Другой случай. Зеленый двор, во дворе трехлетний Макс с матерью.
– Мама, станьте, пожалуйста, носом в угол и не оборачивайтесь.
– Зачем?
– Это будет сюрприз. Когда я скажу можно, вы обернетесь! Покорная мама орлиным носом в каменную стену. Ждет, ждет:
– Макс, ты скоро? А то мне надоело!
– Сейчас, мама! Еще минутка, еще две. – Наконец: – Можно! Оборачивается. Плывущая улыбкой и толщиной трехлетняя упоительная морда.
– А где же сюрприз?
– А я (задохновение восторга, так у него и оставшееся) к колодцу подходил – до-олго глядел – ничего не увидел.
– Ты просто гадкий непослушный мальчик! А где же сюрприз?
– А что я туда не упал.
Колодец, как часто на юге, просто четырехугольное отверстие в земле, без всякой загородки, квадрат провала. В такой колодец, как и в тот наш совместный водоем, действительно можно забрести. Еще случай. Мать при пятилетнем Максе читает длинное стихотворение, кажется, Майкова, от лица девушки, перечисляющей все, чего не скажет любимому: "Я не скажу тебе, как я тебя люблю, я не скажу тебе, как тогда светили звезды, освещая мои слезы, я не скажу тебе, как обмирало мое сердце, при звуке шагов – каждый раз не твоих, я не скажу тебе, как потом взошла заря", и т. д. и т. д. Наконец – конец. И пятилетний, глубоким вздохом:
– Ах, какая! Обещала ничего не сказать, а сама все взяла да и рассказала!
Последний случай дам с конца. Утро. Мать, удивленная долгим неприходом сына, входит в детскую и обнаруживает его спящим на подоконнике.
– Макс, что это значит? Макс, рыдая и зевая:
– Я, я не спал! Я – ждал! Она не прилетала!
– Кто?
– Жар-птица! Вы забыли, вы мне обещали, если я буду хорошо вести себя...
– Ладно, Макс, завтра она непременно прилетит, а теперь – идем чай пить.
На следующее утро – до-утро, ранний или очень поздний прохожий мог бы видеть в окне одного из белых домов Кишинева, стойком, как на цоколе – лбом в зарю – младенческого Зевеса в одеяле, с прильнувшей у изножья, другой головой, тоже кудрявой. И мог бы услышать – прохожий – но в такие времена, по слову писателя, не проходит никто:
"Si quelqu’un еtait venu a passer... Mais il ne passe jamais personne..."

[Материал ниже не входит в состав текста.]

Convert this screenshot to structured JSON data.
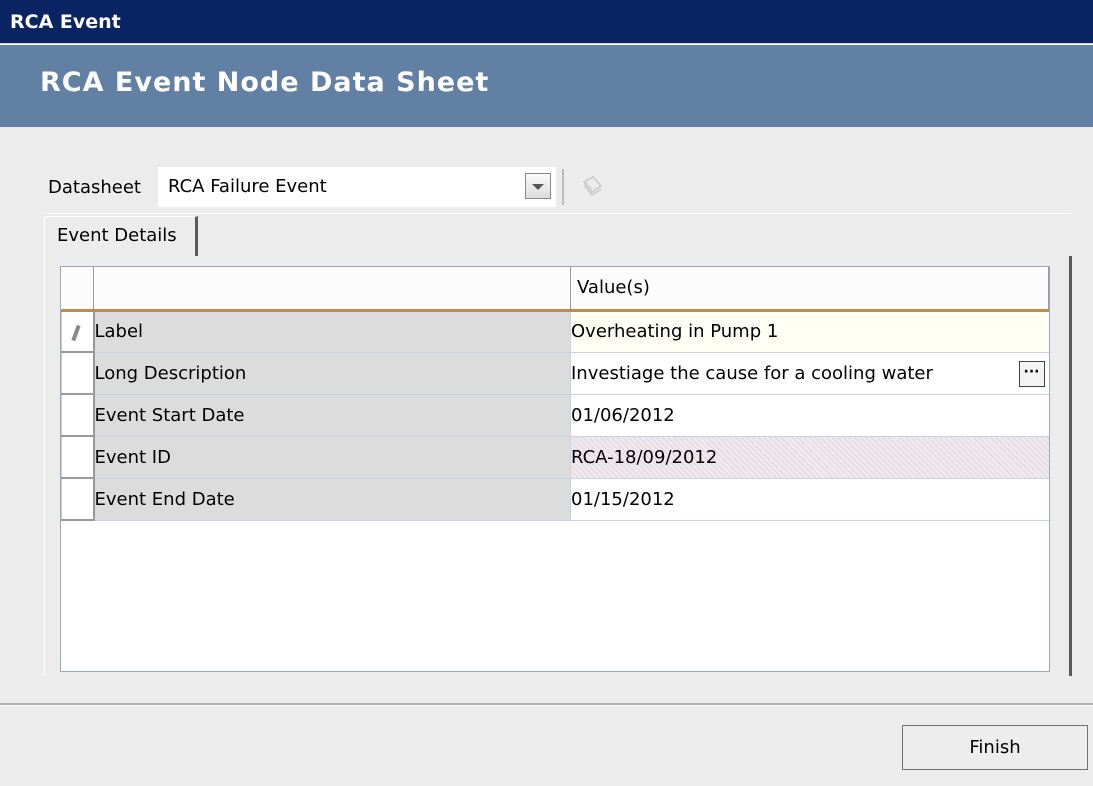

И мог бы услышать прохожий:
– Ма-а-ма! Что это?
– Твоя Жар-птица, Макс, – солнце!
Читатель, наверное, уже отметил прелестное старинное Максино "Вы" матери – перенятое им у нее, из ее обращения к ее матери. Сын и мать уже при мне выпили на брудершафт: тридцатишестилетний с пятидесятишестилетней – чокнулись, как сейчас вижу, коктебельским напитком ситро, то есть попросту лимонадом. Е. О. при этом пела свою единственную песню – венгерский марш, сплошь из согласных.
Думаю, что те из читателей, знавшие Макса и Е. О. лично, ждут от меня еще одного ее имени, которое сейчас произнесу:
Пра – от прабабушки, а прабабушка не от возраста – ей тогда было пятьдесят шесть лет, – а из-за одной грандиозной мистификации, в которой она исполняла роль нашей общей прабабки, Кавалерственной Дамы Кириенко (первая часть их с Максом фамилии) – о которой, мистификации, как вообще о целом мире коктебельского первого лета, когда-нибудь отдельно, обстоятельно и увлекательно расскажу.